Data cleanliness

One of the not-so-joyous elements of online collaboration is the create/merge/delete cycle.

It usually happens something like this:

      • two or more people think a page needs to exist, and they create it, each with a slightly different name because they each have a specific point of view about the content on the page.
      • over time, the pages are expanded or otherwise improved, until someone discovers two of the pages and proposes they be merged. Disagreements may ensue over which should be kept and which merged. Disagreements may arise over what content should be preserved in the final version.
      • Eventually a page is deleted. It may be the page made redundant after an orderly merge. It may be deleted pseudo-randomly by a deletionist who sees there is at least one other page. It may be deleted vengefully.

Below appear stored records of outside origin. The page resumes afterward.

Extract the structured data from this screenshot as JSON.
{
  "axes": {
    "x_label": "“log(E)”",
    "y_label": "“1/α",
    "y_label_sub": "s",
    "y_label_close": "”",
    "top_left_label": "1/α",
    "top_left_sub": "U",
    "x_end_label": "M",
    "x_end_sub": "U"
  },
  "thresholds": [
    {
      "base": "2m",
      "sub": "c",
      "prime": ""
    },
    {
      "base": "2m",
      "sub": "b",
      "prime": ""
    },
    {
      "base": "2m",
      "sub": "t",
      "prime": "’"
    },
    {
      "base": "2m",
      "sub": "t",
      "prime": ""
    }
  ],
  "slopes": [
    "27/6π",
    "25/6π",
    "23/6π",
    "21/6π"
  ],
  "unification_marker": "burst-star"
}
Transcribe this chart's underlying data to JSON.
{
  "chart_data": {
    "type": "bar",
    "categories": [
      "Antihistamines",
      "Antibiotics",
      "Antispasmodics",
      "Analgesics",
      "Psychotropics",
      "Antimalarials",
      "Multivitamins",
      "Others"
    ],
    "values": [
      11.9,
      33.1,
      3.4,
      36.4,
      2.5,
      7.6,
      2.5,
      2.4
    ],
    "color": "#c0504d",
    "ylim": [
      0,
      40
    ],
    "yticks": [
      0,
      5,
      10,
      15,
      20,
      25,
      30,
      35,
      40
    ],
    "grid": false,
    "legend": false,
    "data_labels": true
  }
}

Each of these stages, after the first, may be re-occurring at any given moment.

It happens on many different platforms, but today’s example was on FamilySearch. In trying to trace down Jean Guyon Sieur du Buisson[G], I discovered an entry which had been merged, with a link to the merge target. That entry had been merged, with a link target, as had the next. The one after that, however, had simply been deleted, with the annotation, in French, it was redundant.

Not one of the entries I was able to review had any particular value – most appearing unsourced. But it would have been beneficial if, instead of deleting, that final step had been merged without merging any fields to generate the link to the ‘correct’ page, assuming it still exists.

Ah well, the cycle will always continue.